2013年11月22日
デジタルハリウッド大学/映像教材をWebの授業に取り入れた「ハイブリッド」な学び
デジタルハリウッドは21日、ITや教育ビジネスの従事者、学校や企業の人事・教育担当者などを対象に、「近未来教育フォーラム2013 Programmable World の時代 ~変革する人材育成~」を東京・千代田区のデジタルハリウッド大学大学院駿河台キャンパスで開催した。
基調講演では、TRONプロジェクトのリーダーとして新しい概念によるコンピュータ体系を構築した、東京大学大学院情報学環 坂村健教授が登壇。約180名の参加者に向け、情報通信技術のオープン化が進む中でどのような考え方で生き、何を学ぶべきかといった提言を行った。
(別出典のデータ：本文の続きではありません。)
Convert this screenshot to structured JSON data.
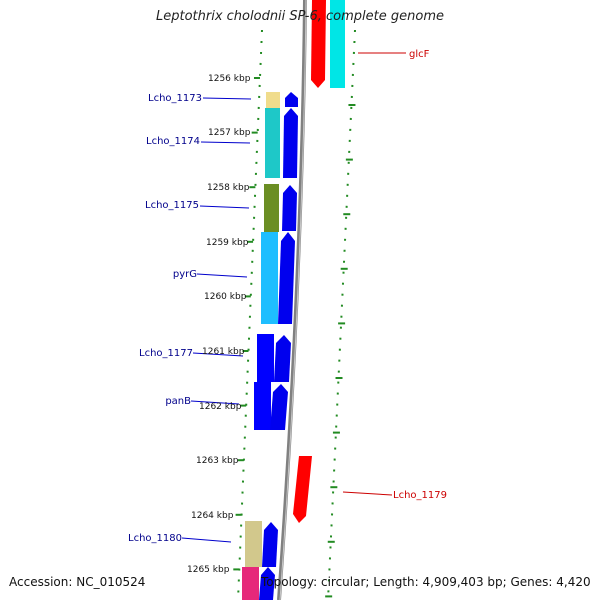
{
  "title": "Leptothrix cholodnii SP-6, complete genome",
  "footer": {
    "accession": "Accession: NC_010524",
    "summary": "Topology: circular; Length: 4,909,403 bp; Genes: 4,420"
  },
  "scale": {
    "unit_labels": [
      "1256 kbp",
      "1257 kbp",
      "1258 kbp",
      "1259 kbp",
      "1260 kbp",
      "1261 kbp",
      "1262 kbp",
      "1263 kbp",
      "1264 kbp",
      "1265 kbp"
    ]
  },
  "genes": {
    "forward": [
      {
        "label": "Lcho_1173",
        "color": "#0000ff",
        "cds_color": "#f0dc8c"
      },
      {
        "label": "Lcho_1174",
        "color": "#0000ff",
        "cds_color": "#1ec8c8"
      },
      {
        "label": "Lcho_1175",
        "color": "#0000ff",
        "cds_color": "#6b8e23"
      },
      {
        "label": "pyrG",
        "color": "#0000ff",
        "cds_color": "#1ebeff"
      },
      {
        "label": "Lcho_1177",
        "color": "#0000ff",
        "cds_color": "#0000ff"
      },
      {
        "label": "panB",
        "color": "#0000ff",
        "cds_color": "#0000ff"
      },
      {
        "label": "Lcho_1180",
        "color": "#0000ff",
        "cds_color": "#d2c88c"
      }
    ],
    "reverse": [
      {
        "label": "glcF",
        "color": "#ff0000",
        "cds_color": "#00e6e6"
      },
      {
        "label": "Lcho_1179",
        "color": "#ff0000"
      }
    ]
  },
  "colors": {
    "forward_label": "#00008b",
    "reverse_label": "#cc0000",
    "tick": "#228b22",
    "backbone": "#808080"
  }
}
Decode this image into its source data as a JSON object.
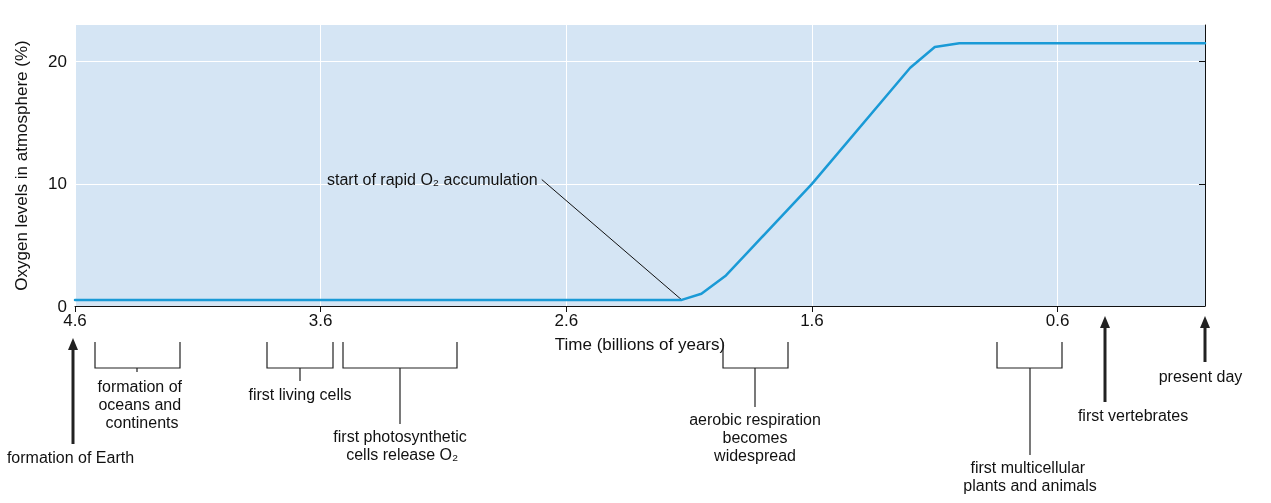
{
  "chart_data": {
    "type": "line",
    "xlabel": "Time (billions of years)",
    "ylabel": "Oxygen levels in atmosphere (%)",
    "series": [
      {
        "color": "#1a9ad6",
        "x": [
          4.6,
          2.25,
          2.13,
          2.05,
          1.95,
          1.6,
          1.2,
          1.1,
          1.0,
          0
        ],
        "values": [
          0.5,
          0.5,
          0.5,
          1,
          2.5,
          10,
          19.5,
          21.2,
          21.5,
          21.5
        ]
      }
    ],
    "xlim": [
      4.6,
      0
    ],
    "xticks": [
      4.6,
      3.6,
      2.6,
      1.6,
      0.6
    ],
    "ylim": [
      0,
      23
    ],
    "yticks": [
      0,
      10,
      20
    ],
    "grid": true,
    "marker": "none",
    "line_style": "solid",
    "annotations": [
      {
        "text": "start of rapid O₂ accumulation",
        "x": 2.13,
        "y": 0.5
      },
      "formation of Earth",
      "formation of oceans and continents",
      "first living cells",
      "first photosynthetic cells release O₂",
      "aerobic respiration becomes widespread",
      "first multicellular plants and animals",
      "first vertebrates",
      "present day"
    ]
  }
}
また、セッション3「授業が変わった!クラスの学生すべてを延ばしたハイブリッド・ラーニングの実践と検証」では、デジタルハリウッド大学 栗谷幸助准教授が映像教材を授業に活用した取り組みと効果検証について紹介した。
栗谷准教授はこの取り組みについて、「Web授業における課題として、『Webに取り組む時間が少ない』『授業の進行について来られない学生がでてしまう』『作品のレベルがなかなか上がらない』といったことがありました。それらを映像教材の活用で解決できないかと考えたのです」と、実践・検証の意味を語った。
社会人向け専門スクールでの前例もあり、授業の中で映像を使った自主学習と、講師によるレクチャーを組み合わせた「ハイブリッド・ラーニング」はスタートした。
1コマ90分を、概要説明10分、映像学習15分、レクチャー60分強で構成。一見、反転授業と同じようだが、「ハイブリッド・ラーニング」は授業の中で「映像学習」を行うのがポイントとなる。たくさんの教科を受講する学生たちが、毎授業前に自宅で映像学習をするのはハードルが高い。ドロップアウトする学生の減少と学力の底上げを図るために、このような授業構成を思いついたという。
映像教材にも栗谷准教授ら教授陣が登場。言い違いを訂正する場面をあえて残すなど、「ライブ感」を大切にしたと語る。
「映像学習」活用によるメリットとして栗谷准教授が強調したのは、授業対応と個別の指導・対応などが平行して行えるようになった点だ。「映像学習」で基礎的な学習を進めながら、困っている学生に個別指導も行え、まるで“自分の分身ができた”ように感じたという。
また、「ハイブリッド・ラーニング」活用前の2012年度と、後の2013年度との比較による効果検証も行い、成績上位層をさらに延ばすことができ、ドロップアウト率も減少するなどの実績を挙げた。
映像教材は、これまでPCのみの視聴だったが、今年10月からスマートフォンやタブレット端末でも利用できるようになった。また、同大学の映像教材を、授業に活用する他の専門学校なども出てきているなど、「ハイブリッド・ラーニング」はますます広がりをみせている。